Some 3,000 prisoners across different prisons were on hunger strike, the pro-Kurdish Peoples' Democratic Party (HDP) has said, in solidarity with one of the party's lawmakers who launched the action in November.
MP Leyla Guven was in custody when she went on hunger strike to protest Ocalan's isolation from his family and lawyers but she was later released.
Other detainees then followed suit. Eight people also killed themselves over the issue, according to the HDP.
Ocalan's PKK, blacklisted by Ankara and its Western allies as a terror group, has been waging an insurgency against the Turkish state since 1984 during which more than 40,000 people have been killed.
Ocalan was caught in February 1999 in Kenya and jailed several months later after he was found guilty of treason, separatism and murder.
Despite the almost complete isolation, Ocalan is still a key figure of the Kurdish insurgency and the movement generally in the region.
His lawyers said Ocalan indicated he would "play a positive role" in Syria in confronting the issues there "including the Kurdish issue" if he was given the chance.
Ocalan previously said in a message following the May 2 visit that "Turkey's sensitivities" should be taken into account in Syria, where the US-backed Kurdish YPG militia is battling the Islamic State group.

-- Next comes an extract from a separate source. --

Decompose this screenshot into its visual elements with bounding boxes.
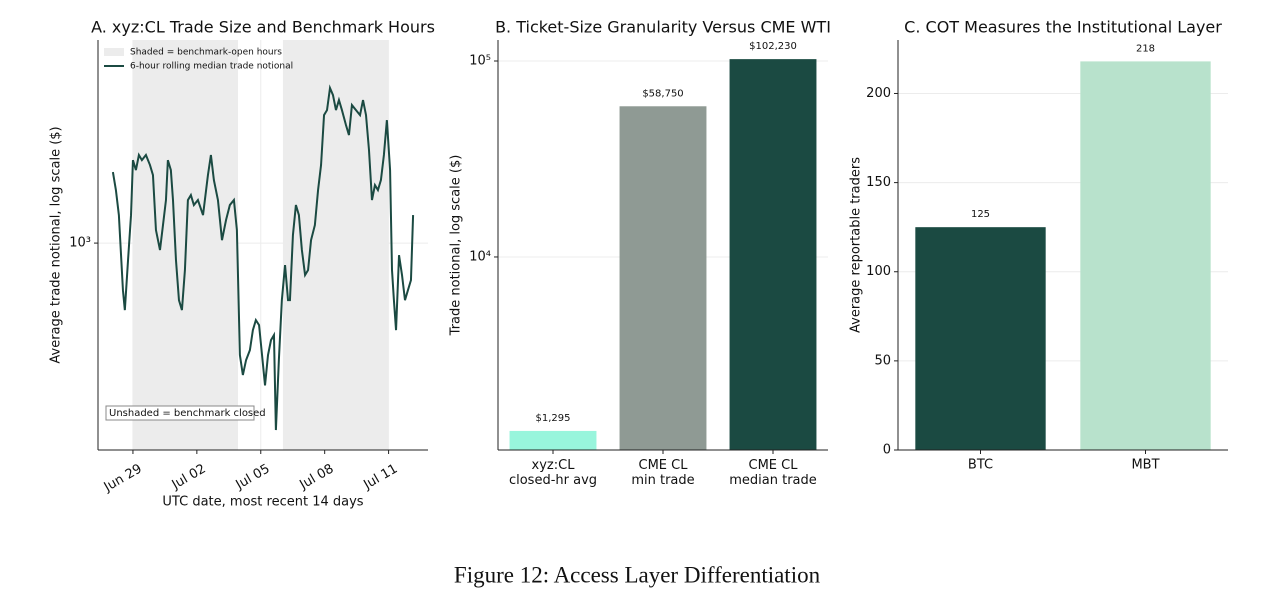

Turkey says the YPG is a "terrorist offshoot" of the PKK.
The visits come just weeks before a controversial re-run of the Istanbul mayoral election, which was lost by the ruling party of President Recep Tayyip Erdogan on March 31.
Experts say Kurdish votes played a significant role in Erdogan's party loss and now he is hoping for their support again in the repeat vote on June 23.
But Turkish Justice Minister Abdulhamit Gul said Friday the lawyers' visits "had nothing to do with a peace process" and "no link to the Istanbul elections".
Ocalan had called for a ceasefire in 2013 to allow peace talks a chance to reach a negotiated settlement.
However, fighting between Turkey and the PKK intensified after the collapse of the ceasefire in the summer of 2015, dashing hopes of a peaceful solution to the conflict.
Ocalan's lawyers also said the rebel chief said the permission given for these meetings "did not mean the existence of a negotiation process".
But he said Turkey was in need of discussions regarding democracy and peace.